Linear Programming and Transportation Planning

Questions and Answers

Is the solution x1 = 2, x2 = 5 feasible for the equation 0.4x1 + 0.6x2 = 0?

Yes, as it satisfies the production requirements.

No, because the coefficients must be equal.

No, because the equation leads to a contradiction. (correct)

Yes, because both variables are positive.

What does the equation 0.4x1 + 0.6x2 = 0 imply about the values of x1 and x2?

At least one of the variables must be greater than one.

Both variables must equal zero. (correct)

At least one of the variables must be negative.

Both x1 and x2 must be positive.

If 0.4x1 + 0.6x2 = 0 and x1 = 0, what must x2 be for the equation to hold true?

Any positive number.

Any negative number.

It must also be zero. (correct)

It must be less than zero.

What is the significance of the coefficients 0.4 and 0.6 in the equation 0.4x1 + 0.6x2 = 0?

They show the relationship between the two variables in the production process. (A)

In the context of the equation 0.4x1 + 0.6x2 = 0, what can be inferred about the production levels when x1 and x2 are both positive?

They lead to an infeasibility in the equation. (A)

For the production equation $0.4x_1 + 0.6x_2 = 0$, what must be true if $x_1$ is a positive number?

$x_2$ must be negative. (D)

If a production problem is defined by $0.4x_1 + 0.6x_2 = 0$, what does this imply about the relationship between $x_1$ and $x_2$?

If $x_1$ increases, then $x_2$ must decrease and be proportional (A)

For the equation $0.4x_1 + 0.6x_2 = 0$, which of the following pairs $(x_1, x_2)$ is a feasible solution?

(3,-2) (A)

If the production equation is $0.4x_1 + 0.6x_2 = 0$ and we know that $x_2 = -4$, what is the value of $x_1$?

+6 (B)

In a production model represented by $0.4x_1 + 0.6x_2 = 0$, if both $x_1$ and $x_2$ are constrained to be non-negative, which of these is true?

The only solution is that both $x_1$ and $x_2$ must both equal zero. (A)

Study Notes

Linear Programming, Transportation, and Production Planning

• Constraint 1: A production problem uses the constraint 0.4x₁ + 0.6x₂ ≤ 300. Optimal solution uses 300 labor hours. The constraint is binding because the left-hand side equals the right-hand side.

• Constraint 2: A resource constraint is 5x₁ + 2x₂ ≤ 50. The solution only uses 45 units.

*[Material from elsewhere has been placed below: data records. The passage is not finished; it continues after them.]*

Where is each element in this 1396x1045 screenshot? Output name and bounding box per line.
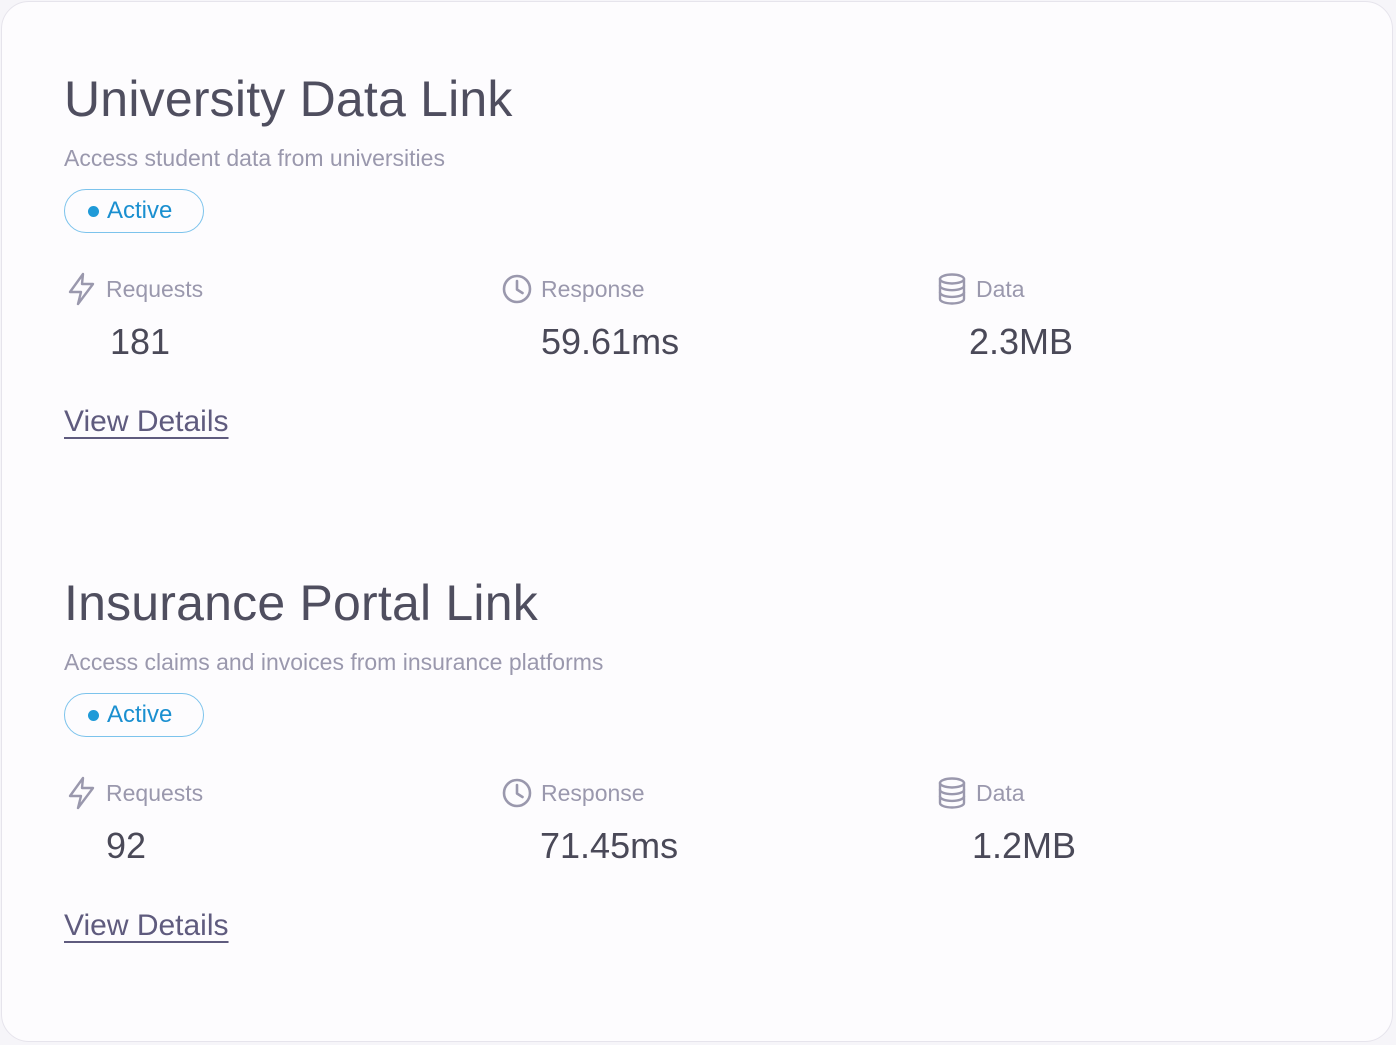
metric-requests: Requests 92	[64, 776, 364, 876]
view-details-link[interactable]: View Details	[64, 908, 229, 944]
lightning-icon	[66, 272, 98, 306]
clock-icon	[501, 776, 533, 810]
database-icon	[936, 272, 968, 306]
metric-data: Data 1.2MB	[934, 776, 1234, 876]
integration-description: Access student data from universities	[64, 145, 445, 171]
clock-icon	[501, 272, 533, 306]
metric-label: Response	[541, 276, 645, 302]
metric-label: Data	[976, 780, 1025, 806]
metric-requests: Requests 181	[64, 272, 364, 372]
metric-label: Data	[976, 276, 1025, 302]
status-badge: Active	[64, 189, 204, 233]
metric-data: Data 2.3MB	[934, 272, 1234, 372]
status-dot	[88, 709, 99, 721]
integration-title: Insurance Portal Link	[64, 575, 538, 631]
integration-title: University Data Link	[64, 71, 513, 127]
integration-description: Access claims and invoices from insuranc…	[64, 649, 604, 675]
integration-card: University Data Link Access student data…	[64, 68, 1164, 468]
metric-response: Response 59.61ms	[499, 272, 799, 372]
view-details-link[interactable]: View Details	[64, 404, 229, 440]
metric-label: Requests	[106, 276, 204, 302]
status-dot	[88, 205, 99, 217]
lightning-icon	[66, 776, 98, 810]
metric-label: Response	[541, 780, 645, 806]
status-label: Active	[107, 701, 173, 728]
metric-value: 59.61ms	[541, 321, 680, 362]
integration-card: Insurance Portal Link Access claims and …	[64, 572, 1164, 972]
integrations-panel: University Data Link Access student data…	[1, 1, 1393, 1042]
status-label: Active	[107, 197, 173, 224]
metric-value: 71.45ms	[540, 825, 679, 866]
metric-value: 181	[110, 321, 171, 362]
metric-value: 92	[106, 825, 147, 866]
status-badge: Active	[64, 693, 204, 737]
metric-label: Requests	[106, 780, 204, 806]
metric-value: 2.3MB	[969, 321, 1074, 362]
metric-response: Response 71.45ms	[499, 776, 799, 876]
metric-value: 1.2MB	[972, 825, 1077, 866]
database-icon	[936, 776, 968, 810]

The constraint is not binding because the left-hand side does not reach 50.

• Constraint 3 (New): A company with two suppliers and three warehouses has a constraint for Warehouse 3 as x₁₃ + x₂₃ = 150. This means the total shipments to Warehouse 3 must be 150.

• Shadow Price: A shadow price of $10 indicates that adding one unit of the resource increases profit by $10.

• Shadow Price of $0: A shadow price of $0 means the constraint is non-binding, and additional resource availability will not affect the objective function.

• Transportation Problem Objective Function: A company's transportation problem with costs (C₁₁ = 5, C₁₂ = 6, C₂₁ = 4) has an objective function to minimize cost (Z = 5x₁₁ + 6x₁₂ + 4x₂₁).

• Inventory Holding Cost Objective Function: A factory producing two products with costs of $12 and $18 per unit and inventory holding costs of $3 and $4 per unit, respectively, has an objective function to minimize total cost (Z = 12xA + 18xB + 3sA + 4sB).

• Minimization Problem Objective Function: The goal of an objective function in a minimization problem is to minimize resource use and minimize total cost.

• Feasibility (Constraint 1): 4x₁ + 3x₂ ≤ 24. Examples of feasible solutions: x₁ = 2, x₂ = 4; x₁ = 3, x₂ = 2

• Feasibility (Constraint 2): 5x₁ + 2x₂ ≥ 20. x₁ = 2, x₂ = 5 is not feasible.

• Feasibility (Constraint 3): Additional examples of x1 and x2 values that satisfy 4x₁ + 3x₂ <= 24 are provided

Description

This quiz covers key concepts in linear programming, including constraints, shadow prices, and transportation problems. Test your understanding of binding and non-binding constraints, as well as the impact of resource availability on profit. Prepare to apply these concepts to various production planning scenarios.